De toute évidence, le Bataclan symbolise la fête, la musique et la culture en partage. Des jeunes, femmes et hommes mélangés, dansant et aimant la vie. Un moment de fête. Le Stade de France symbolise la jeunesse aussi, avec ces supporters passionnés pour un match exceptionnel face à l’Allemagne, mais aussi ces familles avec ces pères et ces mères qui sont venus avec leurs gamins pour un moment festif.
Tuer la jeunesse, c’est annoncé que la guerre sera totale
Le Stade de France est aussi une cible médiatique par excellence, touchant un match que la France entière regarde, symbolisant l’équipe nationale métissée à travers cette équipe mais aussi la banlieue en frappant à Saint-Denis. Tout un symbole. La jeunesse encore aux terrasses des cafés et des restaurants qui venaient partager un moment festif et de plaisir, où hommes et femmes étaient ensembles et profitaient de cette soirée douce…
Tuer la jeunesse, c’est clairement annoncé que la guerre sera totale. Tuer des populations “civiles”, c’est annoncer une guerre totale. Ces tueurs, ces kamikazes, sont eux-mêmes issus de la jeunesse. L’un d’entre eux est né à Courcouronnes, dans la banlieue sud de Paris. Il s’appelait Omar Ismaïl Mostefaï, il allait avoir 30 ans le 21 novembre.
D’autres tueurs venaient de Belgique, d’une des 19 communes de Bruxelles-Capitale, à Molenbeek-Saint-Jean, qui connaît une forte présence radicale. Un carrefour européen de l’islamisme en guerre avec l’Occident. D’ailleurs, le terroriste du Thalys, El Khazzani, y avait trouvé ses armes, Amedy Coulibaly également, et Mehdi Nemmouche y avait séjourné. Tout cela s’inscrit dans une globalité du mal, dont nous ne pouvons faire l’économie d’une analyse sur le temps long.
Une vision de guerre globale
Ils ont tous le même profil, et ils sont en guerre contre l’Occident et la France. Ils sont pour la plupart nés ici, et pourtant ils haïssent ce pays et sa jeunesse. Ils ont fait le “voyage” vers la Turquie pour la plupart, ont connu l’embrigadement de Daesh (Omar Ismaïl Mostefaï est parti en Turquie en 2013 et était fiché depuis 2010), beaucoup ont connu l’échec scolaire, ont été de petits délinquants, ont leurs familles qui vivent encore ici, en Europe.
Le lien est aussi fait, désormais, avec les réfugiés avec la découverte d’in supposé passeport syrien, et pour l’opinion les réfugiés sont désormais associés à ce potentiel terroriste. La Pologne comme d’autres pays ont déjà pris la décision de fermer leur frontières par peur de ces “terroristes” qui se cacheraient dans la masse des réfugiés qui arrivent en Europe.
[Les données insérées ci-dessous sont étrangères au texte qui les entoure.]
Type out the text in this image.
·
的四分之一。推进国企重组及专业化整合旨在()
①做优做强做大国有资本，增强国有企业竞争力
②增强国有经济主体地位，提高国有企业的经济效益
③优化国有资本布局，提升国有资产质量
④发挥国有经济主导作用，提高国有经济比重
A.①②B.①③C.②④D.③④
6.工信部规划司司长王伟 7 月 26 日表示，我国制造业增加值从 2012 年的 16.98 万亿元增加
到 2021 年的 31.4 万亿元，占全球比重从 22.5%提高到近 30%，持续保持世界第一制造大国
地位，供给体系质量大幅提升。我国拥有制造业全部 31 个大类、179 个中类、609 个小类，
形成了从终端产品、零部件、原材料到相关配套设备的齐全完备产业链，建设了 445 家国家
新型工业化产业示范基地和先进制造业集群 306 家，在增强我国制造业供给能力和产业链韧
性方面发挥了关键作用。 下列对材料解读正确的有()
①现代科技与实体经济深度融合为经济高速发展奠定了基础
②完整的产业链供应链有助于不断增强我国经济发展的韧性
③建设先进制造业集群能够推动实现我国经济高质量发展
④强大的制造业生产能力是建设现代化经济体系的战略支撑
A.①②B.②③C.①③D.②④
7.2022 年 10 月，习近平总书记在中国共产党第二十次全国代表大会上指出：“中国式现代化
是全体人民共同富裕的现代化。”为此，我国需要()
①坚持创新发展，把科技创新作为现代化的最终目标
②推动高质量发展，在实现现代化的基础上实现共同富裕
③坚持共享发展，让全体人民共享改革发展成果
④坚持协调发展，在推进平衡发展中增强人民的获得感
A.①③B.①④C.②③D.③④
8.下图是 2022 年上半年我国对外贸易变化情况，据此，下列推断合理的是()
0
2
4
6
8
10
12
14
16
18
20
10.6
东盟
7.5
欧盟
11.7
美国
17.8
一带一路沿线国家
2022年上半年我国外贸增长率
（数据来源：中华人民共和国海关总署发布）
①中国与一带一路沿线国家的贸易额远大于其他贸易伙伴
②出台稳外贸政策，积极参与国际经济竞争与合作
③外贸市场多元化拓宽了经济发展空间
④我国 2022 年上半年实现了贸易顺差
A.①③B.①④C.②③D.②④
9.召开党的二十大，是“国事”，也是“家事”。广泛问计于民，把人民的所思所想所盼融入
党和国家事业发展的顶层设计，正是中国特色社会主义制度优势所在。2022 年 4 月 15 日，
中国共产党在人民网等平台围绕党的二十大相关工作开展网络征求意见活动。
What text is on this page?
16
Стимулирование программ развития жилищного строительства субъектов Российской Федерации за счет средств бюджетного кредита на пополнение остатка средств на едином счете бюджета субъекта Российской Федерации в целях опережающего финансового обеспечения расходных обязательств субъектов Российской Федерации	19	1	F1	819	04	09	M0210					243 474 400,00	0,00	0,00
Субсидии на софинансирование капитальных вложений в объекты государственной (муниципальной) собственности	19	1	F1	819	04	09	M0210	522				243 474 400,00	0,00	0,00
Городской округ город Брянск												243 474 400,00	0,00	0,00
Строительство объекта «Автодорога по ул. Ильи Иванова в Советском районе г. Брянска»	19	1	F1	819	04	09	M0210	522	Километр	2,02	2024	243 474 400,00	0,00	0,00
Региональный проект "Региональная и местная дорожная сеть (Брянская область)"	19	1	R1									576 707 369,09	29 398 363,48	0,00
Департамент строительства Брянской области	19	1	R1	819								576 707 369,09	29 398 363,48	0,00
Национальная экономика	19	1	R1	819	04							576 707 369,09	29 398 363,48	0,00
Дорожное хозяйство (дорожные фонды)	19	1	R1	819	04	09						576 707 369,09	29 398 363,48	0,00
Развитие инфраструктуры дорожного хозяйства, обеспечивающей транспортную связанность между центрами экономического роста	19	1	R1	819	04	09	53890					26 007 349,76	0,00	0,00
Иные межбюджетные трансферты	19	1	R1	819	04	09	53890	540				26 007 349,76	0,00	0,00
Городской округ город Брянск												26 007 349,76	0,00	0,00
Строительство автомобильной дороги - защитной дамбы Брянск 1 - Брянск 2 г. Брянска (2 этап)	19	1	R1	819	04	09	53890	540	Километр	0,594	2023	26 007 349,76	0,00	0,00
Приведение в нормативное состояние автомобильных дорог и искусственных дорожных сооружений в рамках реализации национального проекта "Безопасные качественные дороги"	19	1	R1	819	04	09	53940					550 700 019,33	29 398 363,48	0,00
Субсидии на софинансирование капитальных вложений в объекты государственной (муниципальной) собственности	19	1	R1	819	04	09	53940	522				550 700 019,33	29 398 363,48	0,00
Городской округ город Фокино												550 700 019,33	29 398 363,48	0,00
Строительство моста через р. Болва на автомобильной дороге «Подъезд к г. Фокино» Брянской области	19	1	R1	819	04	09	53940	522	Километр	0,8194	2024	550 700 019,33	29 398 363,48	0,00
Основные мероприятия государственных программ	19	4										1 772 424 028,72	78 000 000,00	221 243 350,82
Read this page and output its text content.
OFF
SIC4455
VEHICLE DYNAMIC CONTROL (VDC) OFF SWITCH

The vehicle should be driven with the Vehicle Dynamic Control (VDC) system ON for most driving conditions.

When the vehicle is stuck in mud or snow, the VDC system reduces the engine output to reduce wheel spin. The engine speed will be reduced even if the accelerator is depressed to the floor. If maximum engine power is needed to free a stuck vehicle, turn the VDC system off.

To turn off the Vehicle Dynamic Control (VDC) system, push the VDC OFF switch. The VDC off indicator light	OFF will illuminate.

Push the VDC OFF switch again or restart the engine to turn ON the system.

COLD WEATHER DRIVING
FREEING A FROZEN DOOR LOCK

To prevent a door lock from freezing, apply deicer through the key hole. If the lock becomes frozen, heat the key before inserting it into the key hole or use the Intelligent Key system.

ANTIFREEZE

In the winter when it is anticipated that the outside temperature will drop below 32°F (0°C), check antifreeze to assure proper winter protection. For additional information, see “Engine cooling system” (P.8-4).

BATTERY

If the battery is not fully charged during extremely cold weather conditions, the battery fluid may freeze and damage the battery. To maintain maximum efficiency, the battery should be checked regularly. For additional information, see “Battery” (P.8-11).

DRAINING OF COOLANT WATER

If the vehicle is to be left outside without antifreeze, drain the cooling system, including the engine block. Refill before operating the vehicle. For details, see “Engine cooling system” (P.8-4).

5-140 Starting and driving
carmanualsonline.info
C’est en terme de géostratégie une vision de guerre globale, touchant les quartiers populaires en France, les autres pays européens, mais aussi les réfugiés qui arrivent en Europe en ce moment. Une guerre mondiale donc. On le sait, l’anti-occidentalisme est devenu l’idéologie croissante dans l’ancien tiers-monde, le pôle de fixation des radicalisme qui tentent de prendre le pouvoir, en souvenir avec l’histoire passée, avec le temps des empires, perçue comme une immense humiliation. En Inde avec le gouvernement actuel, en Afrique avec Boko Haram ou au Mali, au Moyen-Orient d’Al-Qaeda à Daesh, dans le Caucase, cette haine de l’Occident est devenue le moteur de l’histoire.
Une rupture majeure en matière de terrorisme
Avec ces attentats, nous entrons donc dans une période de guerre nouvelle. La notion de “guerre” est juste pour qualifier ces événements tragiques, celle de “terreur absolue” aussi. C’est une rupture majeure avec les trente dernières années que la France a connu en matière de terrorisme. Notamment en lien avec la guerre civile en Algérie, en 1995 (avec par exemple Khaled Kelkal) et en 1996 avec le GIA et la vague d’attentats contre les RER.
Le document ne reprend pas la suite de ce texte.